Consider making SWHID handling case insensitive
Open, NormalPublic

Description

Some of our (growing number of) users have raised an interesting issue: we should consider making SWHID handling case insensitive.

Here is an excerpt of a message from Mohammad Akhlaghi that explains the use case.

it would be good if the resolvers also interpret all-caps SWHIDs like:

SWH:1:CNT:66C1D53B2860A40AA9D350048F6B02C73C3B46C8

[...] the issue is that some LaTeX packages or web services automatically set everything to all caps, for example, the header on the top of the PDF pages of https://gitlab.com/makhlaghi/maneage-paper-pdf/-/raw/master/paper.pdf (that contain the DOI, arXiv or Zenodo links and uses '\markboth'). If you click on the arXiv link at the header of the PDF above, it won't work because while the 'arxiv.org' part is not case-sensitive, the 'abs/' part is. I have sent an email to the arXiv maintainers about this. But it works for the DOI links (I guess the 'doi.org' server is not-case-sensitive).

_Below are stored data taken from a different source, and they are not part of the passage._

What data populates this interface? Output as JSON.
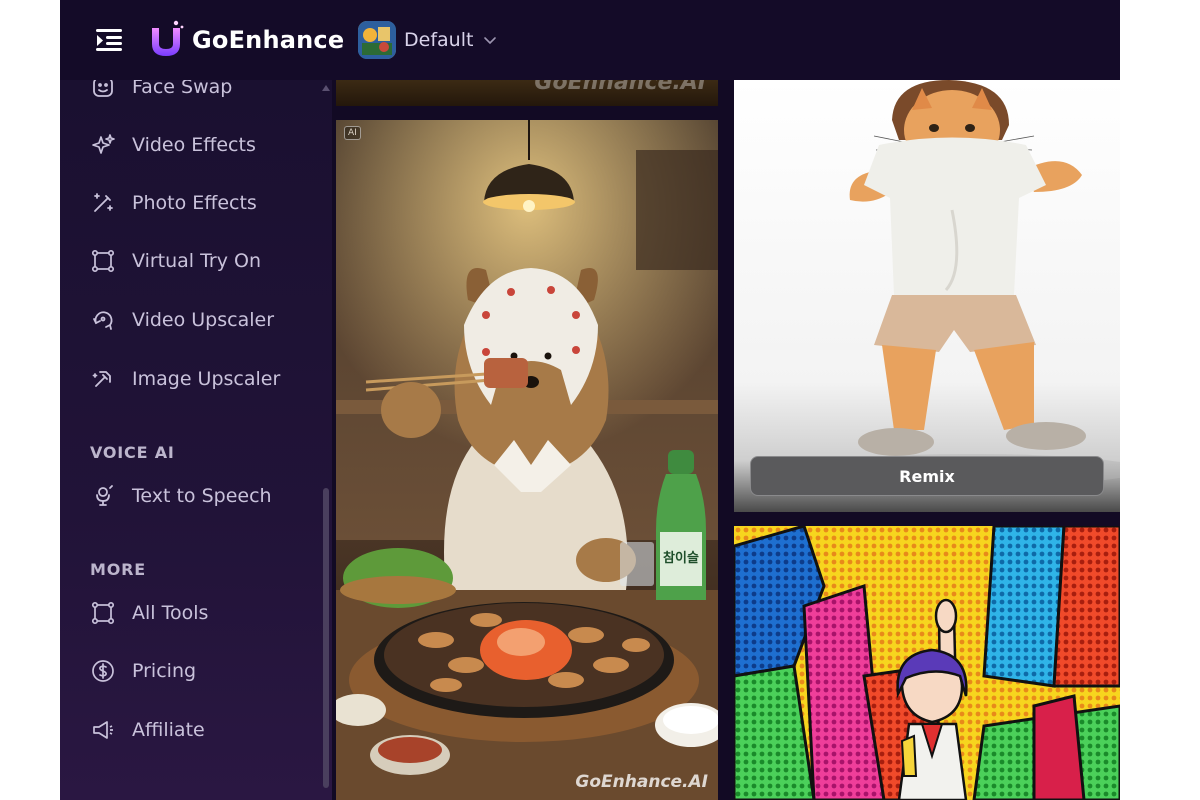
{
  "app": {
    "brand_name": "GoEnhance",
    "workspace_name": "Default"
  },
  "sidebar": {
    "items": [
      {
        "label": "Face Swap",
        "icon": "face-swap-icon"
      },
      {
        "label": "Video Effects",
        "icon": "sparkles-icon"
      },
      {
        "label": "Photo Effects",
        "icon": "magic-wand-icon"
      },
      {
        "label": "Virtual Try On",
        "icon": "bounding-box-icon"
      },
      {
        "label": "Video Upscaler",
        "icon": "upscale-icon"
      },
      {
        "label": "Image Upscaler",
        "icon": "image-upscale-icon"
      }
    ],
    "voice_section_title": "VOICE AI",
    "voice_items": [
      {
        "label": "Text to Speech",
        "icon": "microphone-icon"
      }
    ],
    "more_section_title": "MORE",
    "more_items": [
      {
        "label": "All Tools",
        "icon": "bounding-box-icon"
      },
      {
        "label": "Pricing",
        "icon": "dollar-icon"
      },
      {
        "label": "Affiliate",
        "icon": "megaphone-icon"
      }
    ]
  },
  "gallery": {
    "top_strip_watermark": "GoEnhance.AI",
    "dog_card": {
      "badge": "AI",
      "watermark": "GoEnhance.AI",
      "bottle_label": "참이슬"
    },
    "cat_card": {
      "remix_label": "Remix"
    }
  },
  "colors": {
    "background": "#120a24",
    "sidebar_text": "#c9c2db",
    "accent_gradient_start": "#e06cff",
    "accent_gradient_end": "#6a3cff"
  }
}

Should we consider changing the current specification of the SWHIDs that mandates lowercase letters everywhere in a core SWHID, or just simply lowercasing the core SWHIDs during resolutions?

Event Timeline

rdicosmo triaged this task as Normal priority.Apr 29 2021, 12:02 PM
rdicosmo created this task.
rdicosmo updated the task description. (Show Details)

Ah, this is an interesting practical problem.
I'm not a fan of changing the spec of SWHID version 1 to make them case insensitive, as it seems to be a significant change (in particular for the code that checks for the syntactic correctness of IDs).
But we can totally add a "SHOULD" section to the resolvers part of the spec recommending (but not mandating) that resolvers treat core SWHIDs as case insensitive. (Of course all the contextual parts cannot be considered case insensitive.)

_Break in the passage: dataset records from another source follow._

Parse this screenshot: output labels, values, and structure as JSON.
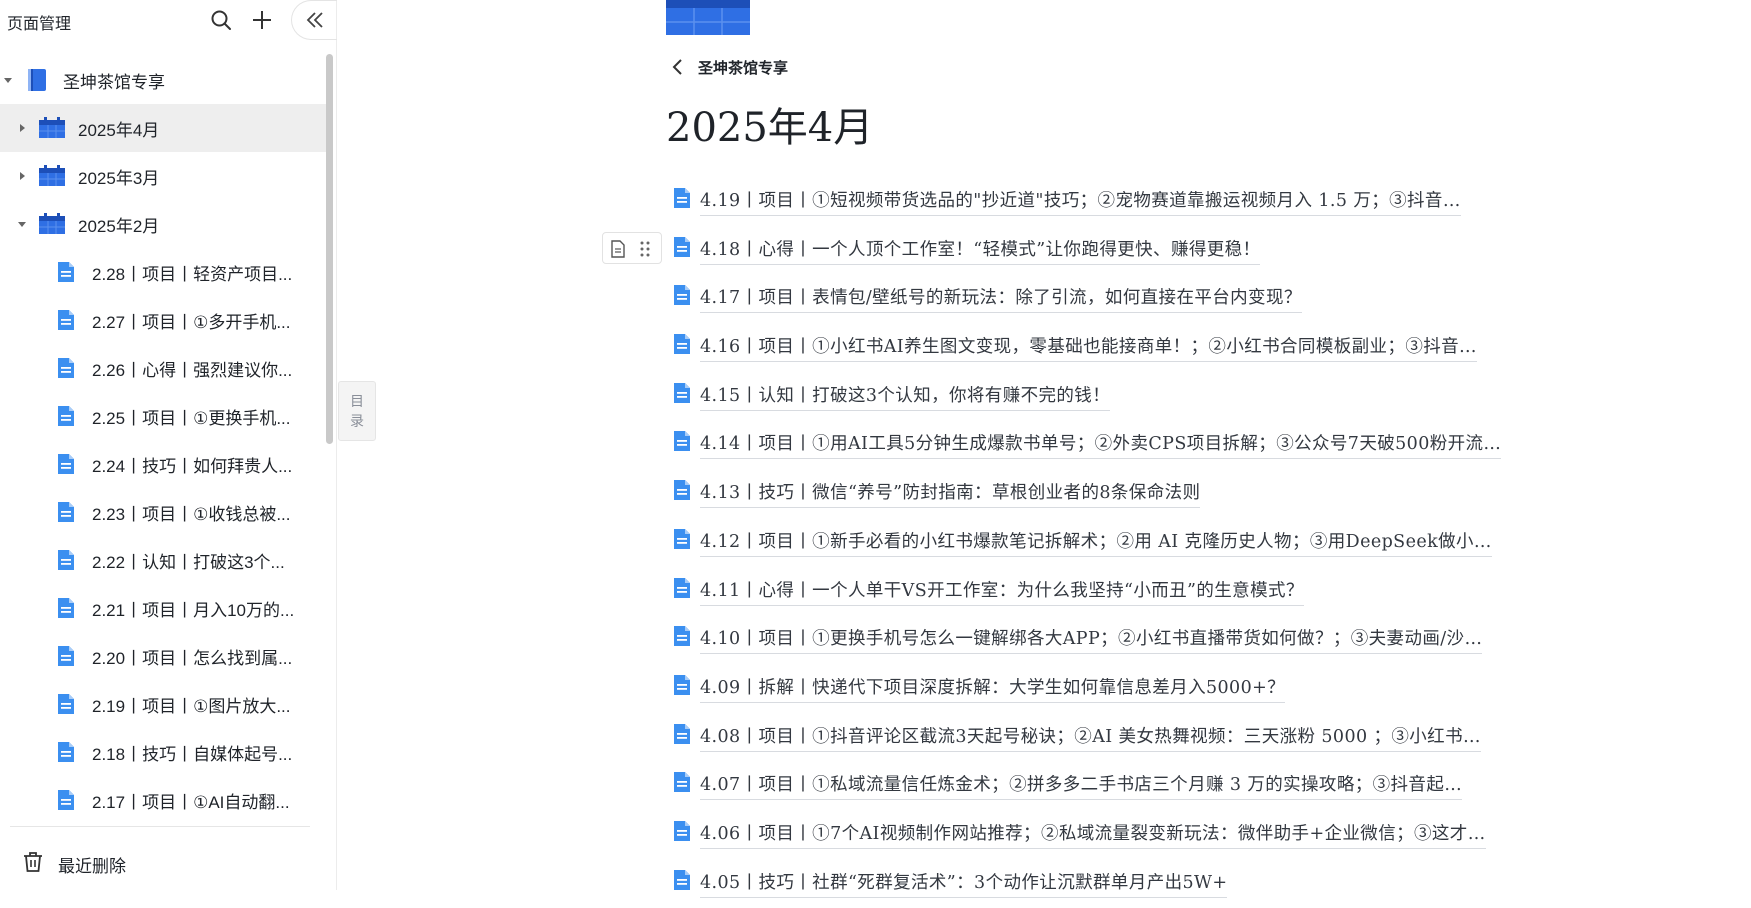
{
  "sidebar": {
    "title": "页面管理",
    "root": {
      "label": "圣坤茶馆专享",
      "icon": "book-icon"
    },
    "months": [
      {
        "label": "2025年4月",
        "expanded": false,
        "selected": true
      },
      {
        "label": "2025年3月",
        "expanded": false,
        "selected": false
      },
      {
        "label": "2025年2月",
        "expanded": true,
        "selected": false
      }
    ],
    "docs": [
      "2.28丨项目丨轻资产项目...",
      "2.27丨项目丨①多开手机...",
      "2.26丨心得丨强烈建议你...",
      "2.25丨项目丨①更换手机...",
      "2.24丨技巧丨如何拜贵人...",
      "2.23丨项目丨①收钱总被...",
      "2.22丨认知丨打破这3个...",
      "2.21丨项目丨月入10万的...",
      "2.20丨项目丨怎么找到属...",
      "2.19丨项目丨①图片放大...",
      "2.18丨技巧丨自媒体起号...",
      "2.17丨项目丨①AI自动翻..."
    ],
    "trash_label": "最近删除"
  },
  "toc_tab": {
    "line1": "目",
    "line2": "录"
  },
  "main": {
    "back_label": "圣坤茶馆专享",
    "title": "2025年4月",
    "items": [
      "4.19丨项目丨①短视频带货选品的\"抄近道\"技巧；②宠物赛道靠搬运视频月入 1.5 万；③抖音…",
      "4.18丨心得丨一个人顶个工作室！“轻模式”让你跑得更快、赚得更稳！",
      "4.17丨项目丨表情包/壁纸号的新玩法：除了引流，如何直接在平台内变现？",
      "4.16丨项目丨①小红书AI养生图文变现，零基础也能接商单！；②小红书合同模板副业；③抖音…",
      "4.15丨认知丨打破这3个认知，你将有赚不完的钱！",
      "4.14丨项目丨①用AI工具5分钟生成爆款书单号；②外卖CPS项目拆解；③公众号7天破500粉开流…",
      "4.13丨技巧丨微信“养号”防封指南：草根创业者的8条保命法则",
      "4.12丨项目丨①新手必看的小红书爆款笔记拆解术；②用 AI 克隆历史人物；③用DeepSeek做小…",
      "4.11丨心得丨一个人单干VS开工作室：为什么我坚持“小而丑”的生意模式？",
      "4.10丨项目丨①更换手机号怎么一键解绑各大APP；②小红书直播带货如何做？；③夫妻动画/沙…",
      "4.09丨拆解丨快递代下项目深度拆解：大学生如何靠信息差月入5000+？",
      "4.08丨项目丨①抖音评论区截流3天起号秘诀；②AI 美女热舞视频：三天涨粉 5000 ；③小红书…",
      "4.07丨项目丨①私域流量信任炼金术；②拼多多二手书店三个月赚 3 万的实操攻略；③抖音起…",
      "4.06丨项目丨①7个AI视频制作网站推荐；②私域流量裂变新玩法：微伴助手+企业微信；③这才…",
      "4.05丨技巧丨社群“死群复活术”：3个动作让沉默群单月产出5W+"
    ]
  },
  "colors": {
    "accent_blue": "#2f6fe4",
    "doc_icon_blue": "#3b8ff0",
    "selected_row_bg": "#eeeeee"
  }
}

This is going to be an interesting challenge/trade-off for SWHIDv2. Because I was considering there to use more compact encodings than hex, in order to shorten the SWHID length, like base58, but those are case-sensitive in order to be more dense.

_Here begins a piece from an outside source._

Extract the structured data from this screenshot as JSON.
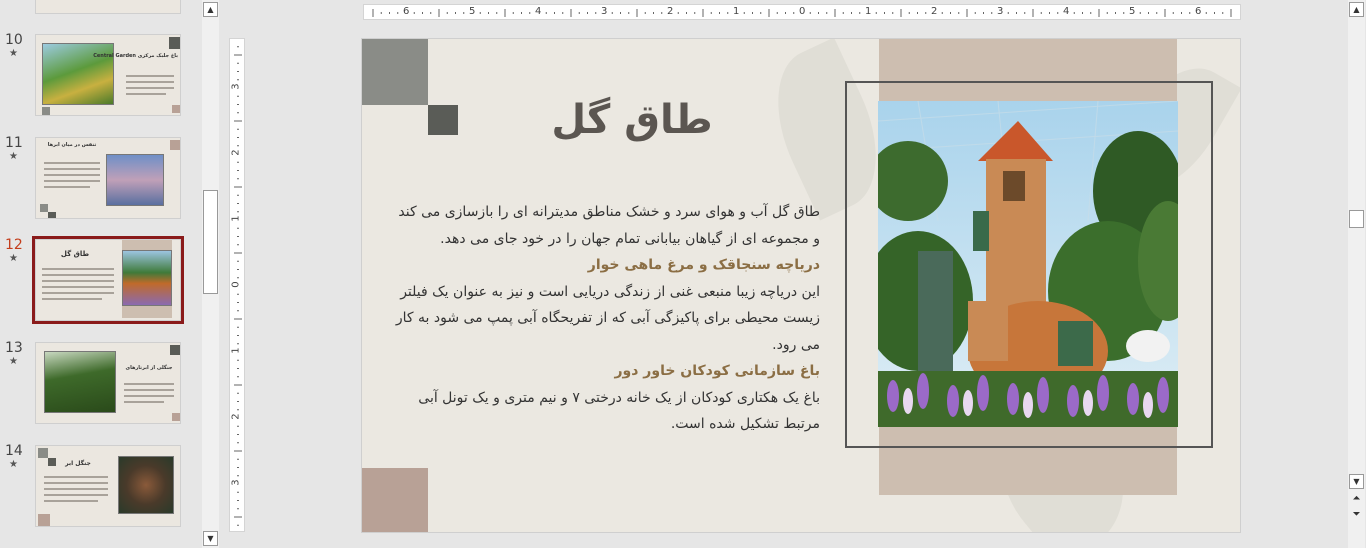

So, as a counter argument above the "SHOULD" idea, we need to be careful about promoting a practice now that might change when switching from SWHIDv1 to SWHIDv2.

In T3298#64426, @zack wrote:

This is going to be an interesting challenge/trade-off for SWHIDv2. Because I was considering there to use more compact encodings than hex, in order to shorten the SWHID length, like base58, but those are case-sensitive in order to be more dense.

So, as a counter argument above the "SHOULD" idea, we need to be careful about promoting a practice now that might change when switching from SWHIDv1 to SWHIDv2.

Agreed, and nice to see this coming in just in time for the SWHIDv2 discussion :-)

I'm not a fan of changing the spec of SWHID version 1 to make them case insensitive, as it seems to be a significant change (in particular for the code that checks for the syntactic correctness of IDs).

So for SWHID v1, the resolver should turn the core part into lowercase , am I right ?

So for SWHID v1, the resolver should turn the core part into lowercase , am I right ?

For SWHIDv1, this seems the consensus indeed.